HackTheBox: Builder

This box is rated medium difficulty on HTB. It involves us exploiting a vulnerable Jenkins application to read files on the server. Parsing XML files grants us the plaintext password for a user that can be used to log onto the site. Enumerating the site gives us an encrypted string for root user’s private SSH key which can be decrypted via the site’s script console. 

Scanning & Enumeration

As always, I begin with an Nmap scan against the target IP to find all running services on the host.

$ sudo nmap -p22,8080 -sCV 10.129.4.126 -oN fullscan-tcp

Starting Nmap 7.95 ( https://nmap.org ) at 2026-02-22 17:42 CST
Nmap scan report for 10.129.4.126
Host is up (0.054s latency).

PORT     STATE SERVICE VERSION
22/tcp   open  ssh     OpenSSH 8.9p1 Ubuntu 3ubuntu0.6 (Ubuntu Linux; protocol 2.0)
| ssh-hostkey: 
|   256 3e:ea:45:4b:c5:d1:6d:6f:e2:d4:d1:3b:0a:3d:a9:4f (ECDSA)
|_  256 64:cc:75:de:4a:e6:a5:b4:73:eb:3f:1b:cf:b4:e3:94 (ED25519)
8080/tcp open  http    Jetty 10.0.18
| http-robots.txt: 1 disallowed entry 
|_/
| http-open-proxy: Potentially OPEN proxy.
|_Methods supported:CONNECTION
|_http-server-header: Jetty(10.0.18)
|_http-title: Dashboard [Jenkins]
Service Info: OS: Linux; CPE: cpe:/o:linux:linux_kernel

Service detection performed. Please report any incorrect results at https://nmap.org/submit/ .
Nmap done: 1 IP address (1 host up) scanned in 11.68 seconds

There are just two ports open:

• SSH on port 22
• An Apache web server on port 8080

Not a whole lot we can do on with that version of OpenSSH without credentials, so I fire up Gobuster to search for subdirectories/subdomains in the background before heading over to the website. Checking out the landing page shows that it’s using the Jenkins to manage their CI/CD pipelines. Testing for default credentials on the login page doesn’t work and shows that we don’t get verbose errors to enumerate users. 

If you don’t already know, Jenkins is an open-source automation server that’s used to implement CI/CD pipelines and allows developers to automate the building, testing, and deployment of their software. Due to it’s popularity and it being open-source, there are no shortage of CVEs, so keeping it up to date is imperative for security.

Reading Arbitrary Files

Since the version is discloses in the page’s footer, I’ll check for any known vulnerabilities that we can use to get a shell or read sensitive files.
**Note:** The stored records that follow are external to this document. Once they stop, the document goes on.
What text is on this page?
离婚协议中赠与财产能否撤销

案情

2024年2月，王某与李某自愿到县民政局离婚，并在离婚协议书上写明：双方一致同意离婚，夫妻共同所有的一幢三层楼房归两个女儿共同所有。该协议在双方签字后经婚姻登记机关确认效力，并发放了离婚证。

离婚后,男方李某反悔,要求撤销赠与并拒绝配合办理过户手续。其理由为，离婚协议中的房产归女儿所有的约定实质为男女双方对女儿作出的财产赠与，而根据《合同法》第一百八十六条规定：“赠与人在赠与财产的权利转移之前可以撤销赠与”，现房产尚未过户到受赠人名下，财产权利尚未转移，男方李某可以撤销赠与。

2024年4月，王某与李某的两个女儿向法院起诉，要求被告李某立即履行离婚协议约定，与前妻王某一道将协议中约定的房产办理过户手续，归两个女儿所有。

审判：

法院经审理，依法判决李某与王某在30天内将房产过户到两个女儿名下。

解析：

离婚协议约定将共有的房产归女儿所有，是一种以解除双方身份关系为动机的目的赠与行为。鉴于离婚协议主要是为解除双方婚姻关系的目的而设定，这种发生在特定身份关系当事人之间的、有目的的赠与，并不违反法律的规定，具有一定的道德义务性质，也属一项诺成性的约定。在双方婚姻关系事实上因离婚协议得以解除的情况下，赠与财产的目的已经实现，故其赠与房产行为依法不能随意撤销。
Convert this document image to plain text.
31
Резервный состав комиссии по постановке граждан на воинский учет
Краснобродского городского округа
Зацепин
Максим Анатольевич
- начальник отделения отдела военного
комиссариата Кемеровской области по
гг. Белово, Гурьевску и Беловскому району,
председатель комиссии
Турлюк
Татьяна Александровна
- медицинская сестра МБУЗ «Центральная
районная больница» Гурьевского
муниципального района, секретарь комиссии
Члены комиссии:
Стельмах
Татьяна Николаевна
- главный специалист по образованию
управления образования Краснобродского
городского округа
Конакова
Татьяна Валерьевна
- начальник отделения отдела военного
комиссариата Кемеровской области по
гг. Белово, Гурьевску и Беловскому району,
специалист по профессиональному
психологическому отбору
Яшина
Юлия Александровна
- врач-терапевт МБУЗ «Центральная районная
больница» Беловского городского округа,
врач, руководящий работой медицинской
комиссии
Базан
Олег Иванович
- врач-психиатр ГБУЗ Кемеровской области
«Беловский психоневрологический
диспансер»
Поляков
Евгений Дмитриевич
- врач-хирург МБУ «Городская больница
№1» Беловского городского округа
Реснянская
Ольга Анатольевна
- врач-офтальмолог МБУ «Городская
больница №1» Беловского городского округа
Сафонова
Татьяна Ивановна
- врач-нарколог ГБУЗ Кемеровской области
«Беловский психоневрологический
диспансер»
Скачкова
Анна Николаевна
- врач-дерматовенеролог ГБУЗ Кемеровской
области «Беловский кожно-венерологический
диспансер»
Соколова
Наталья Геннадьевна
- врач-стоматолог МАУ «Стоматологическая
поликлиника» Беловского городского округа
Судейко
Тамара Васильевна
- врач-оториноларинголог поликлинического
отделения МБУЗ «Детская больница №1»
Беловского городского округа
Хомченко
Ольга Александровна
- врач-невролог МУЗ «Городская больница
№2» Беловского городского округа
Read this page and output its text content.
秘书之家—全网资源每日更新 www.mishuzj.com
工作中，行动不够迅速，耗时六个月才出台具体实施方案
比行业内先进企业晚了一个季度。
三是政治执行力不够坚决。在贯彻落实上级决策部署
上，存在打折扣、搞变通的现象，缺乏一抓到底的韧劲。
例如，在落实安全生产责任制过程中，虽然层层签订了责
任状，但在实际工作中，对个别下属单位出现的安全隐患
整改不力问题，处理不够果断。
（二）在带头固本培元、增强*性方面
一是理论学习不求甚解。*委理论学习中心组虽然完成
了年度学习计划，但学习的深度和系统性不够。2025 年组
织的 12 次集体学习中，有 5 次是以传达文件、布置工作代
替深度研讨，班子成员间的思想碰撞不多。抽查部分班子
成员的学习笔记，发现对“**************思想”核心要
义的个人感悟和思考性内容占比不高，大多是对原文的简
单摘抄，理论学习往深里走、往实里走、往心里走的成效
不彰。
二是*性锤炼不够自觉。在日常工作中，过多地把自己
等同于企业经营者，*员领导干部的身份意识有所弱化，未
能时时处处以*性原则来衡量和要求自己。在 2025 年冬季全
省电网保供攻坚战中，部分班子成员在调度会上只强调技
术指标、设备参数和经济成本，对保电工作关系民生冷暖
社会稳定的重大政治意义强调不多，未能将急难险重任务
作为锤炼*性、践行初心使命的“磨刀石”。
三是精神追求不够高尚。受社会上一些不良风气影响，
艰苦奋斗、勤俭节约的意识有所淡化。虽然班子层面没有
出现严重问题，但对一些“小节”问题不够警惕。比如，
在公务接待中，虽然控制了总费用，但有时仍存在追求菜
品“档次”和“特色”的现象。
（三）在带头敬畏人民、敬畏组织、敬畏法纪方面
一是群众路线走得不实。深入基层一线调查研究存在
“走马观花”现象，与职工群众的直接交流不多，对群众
A quick Searchsploit command reveals that this implementation may be vulnerable to CVE-2024–23897 which explains that Jenkins fails to disable a feature in the CLI command parser which enables attackers to read arbitrary files on the server.

This TrendMicro Article goes very in-depth as to how the @ character is used to pull files from the server even without authentication beforehand.

I already have a Python proof of concept script on my machine, but you can also grab it from this Exploit-DB repository. I go ahead and test it out by reading /etc/passwd and it returns a valid file to us.

The lack of real users on the box other than root user tells me that we’ll either need to upload a shell and use this exploit to execute it, or find credentials for a user on the filesystem and login via Jenkins. Only one person is listed under the site’s People tab who’s named Jennifer.

I provide the system with /proc/self/environ to check the current environment variables which shows that Jenkins’ home directory is located at /var/jenkins_home. Looking under there for any plaintext passwords didn’t show anything too crazy without having to manually decrypt the credentials.xml file. We do see that there is a directory for Jennifer’s account inside of the /users/user.xml file.

Jenkins stores sensitive account information inside of a config.xml file within each users’ directory. Following that logic gives us a jbcrypt hash for her account which we can send over to JohnTheRipper in order to grab the plaintext version.

Recovering Root SSH Key

After logging in, I find a a Global object under the credentials tab which seems to hold a private SSH key. We can investigate this further by hitting the configure icon (wrench) and seeing how it’s stored.

I use my browser’s developer tools to find a hidden form field which stores an encrypted string in place of the private key.

A bit of digging shows that we can just use the built-in script terminal to print the SSH key by decrypting it with a hudson.util.Secret function. To get there, go from the Manage Jenkins tab and scroll to the bottom of the page until you find the option for the Script Console.

println(hudson.util.Secret.decrypt("{SECRET_STRING_FROM_DEVELOPER_TOOLS}"))

Finally, we can use that recovered key to login over SSH grants us a successful shell on the box as root user. Grabbing the root flag under the /root dir and the user flag under /home/jennifer will complete this box.

That’s all y’all, this box was a pretty fun one as it’s pretty straight forward. I hope this was helpful to anyone following along or stuck and happy hacking!